August knocked July out as Tucson's hottest month ever, as the longest and most brutal heat wave in recent memory here continued.
Summer 2020 also won the dubious distinction of being Tucson's hottest summer since climate records started being kept here in 1897, the National Weather Service said Monday.
Through Sunday, August's average daily temperature was 92.3 degrees. That's nearly a full degree warmer than July's average daily temperature of 91.5 degrees, the weather service said. That average daily temperature had made July the hottest month ever recorded in Tucson.
This August's average daily temperature so far has been 7.1 degrees above August's normal average daily temperature of 85.2 degrees. It stands at more than 2 degrees above the previous August record of 90.2 degrees, set in 1994.
While Monday's cooler weather will definitely lower August's monthly average temperature, it won't lower it enough to put this month's average below July's, said Carl Serniglia, a weather service meteorologist.
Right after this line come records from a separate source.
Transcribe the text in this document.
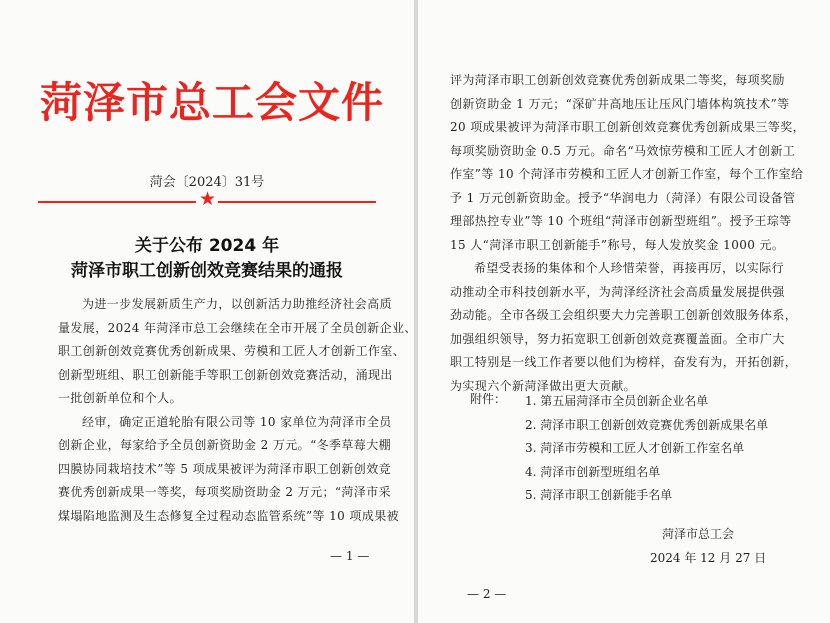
菏泽市总工会文件
菏会〔2024〕31号
★
关于公布 2024 年
菏泽市职工创新创效竞赛结果的通报
为进一步发展新质生产力，以创新活力助推经济社会高质
量发展，2024 年菏泽市总工会继续在全市开展了全员创新企业、
职工创新创效竞赛优秀创新成果、劳模和工匠人才创新工作室、
创新型班组、职工创新能手等职工创新创效竞赛活动，涌现出
一批创新单位和个人。
经审，确定正道轮胎有限公司等 10 家单位为菏泽市全员
创新企业，每家给予全员创新资助金 2 万元。“冬季草莓大棚
四膜协同栽培技术”等 5 项成果被评为菏泽市职工创新创效竞
赛优秀创新成果一等奖，每项奖励资助金 2 万元；“菏泽市采
煤塌陷地监测及生态修复全过程动态监管系统”等 10 项成果被
— 1 —
评为菏泽市职工创新创效竞赛优秀创新成果二等奖，每项奖励
创新资助金 1 万元；“深矿井高地压让压风门墙体构筑技术”等
20 项成果被评为菏泽市职工创新创效竞赛优秀创新成果三等奖，
每项奖励资助金 0.5 万元。命名“马效惊劳模和工匠人才创新工
作室”等 10 个菏泽市劳模和工匠人才创新工作室，每个工作室给
予 1 万元创新资助金。授予“华润电力（菏泽）有限公司设备管
理部热控专业”等 10 个班组“菏泽市创新型班组”。授予王琮等
15 人“菏泽市职工创新能手”称号，每人发放奖金 1000 元。
希望受表扬的集体和个人珍惜荣誉，再接再厉，以实际行
动推动全市科技创新水平，为菏泽经济社会高质量发展提供强
劲动能。全市各级工会组织要大力完善职工创新创效服务体系，
加强组织领导，努力拓宽职工创新创效竞赛覆盖面。全市广大
职工特别是一线工作者要以他们为榜样，奋发有为，开拓创新，
为实现六个新菏泽做出更大贡献。
附件： 1. 第五届菏泽市全员创新企业名单
2. 菏泽市职工创新创效竞赛优秀创新成果名单
3. 菏泽市劳模和工匠人才创新工作室名单
4. 菏泽市创新型班组名单
5. 菏泽市职工创新能手名单
菏泽市总工会
2024 年 12 月 27 日
— 2 —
Unlike many summer seasons, this August's scorching days were a bigger factor in setting the record than warm nights, whose temperatures are propped up by the urban heat island effect. The heat island effect is caused by the proliferation of pavement and buildings that absorb the sun's heat during daylight hours and radiate them out at night.
August's average daily high temperature was 105.7 degrees, more than eight degrees above the normal for August of 97.4 degrees. The average low was 78.9, more than five degrees above the normal August low temperature of 73.3 degrees.
"It was awful," Serniglia said of August's heat. "We had 4 days in August of 110 degrees or hotter and 26 days of 100 or better."
Specifics on the record summer 2020 heat will be available on Tuesday, weather service officials said.
The weather service has blamed this summer's unrelenting heat on a high pressure system that hung over this state and neighboring New Mexico much longer than normal, breaking up only late last week when monsoon rains finally arrived and temperatures dropped sharply.
Without conducting more research, scientists generally don't like to attribute short-term weather fluctuations to long-term climate change caused by greenhouse gas emissions. But many climate scientists have said that the number and intensity of extreme heat waves is likely to increase over time due to longer-term warming patterns.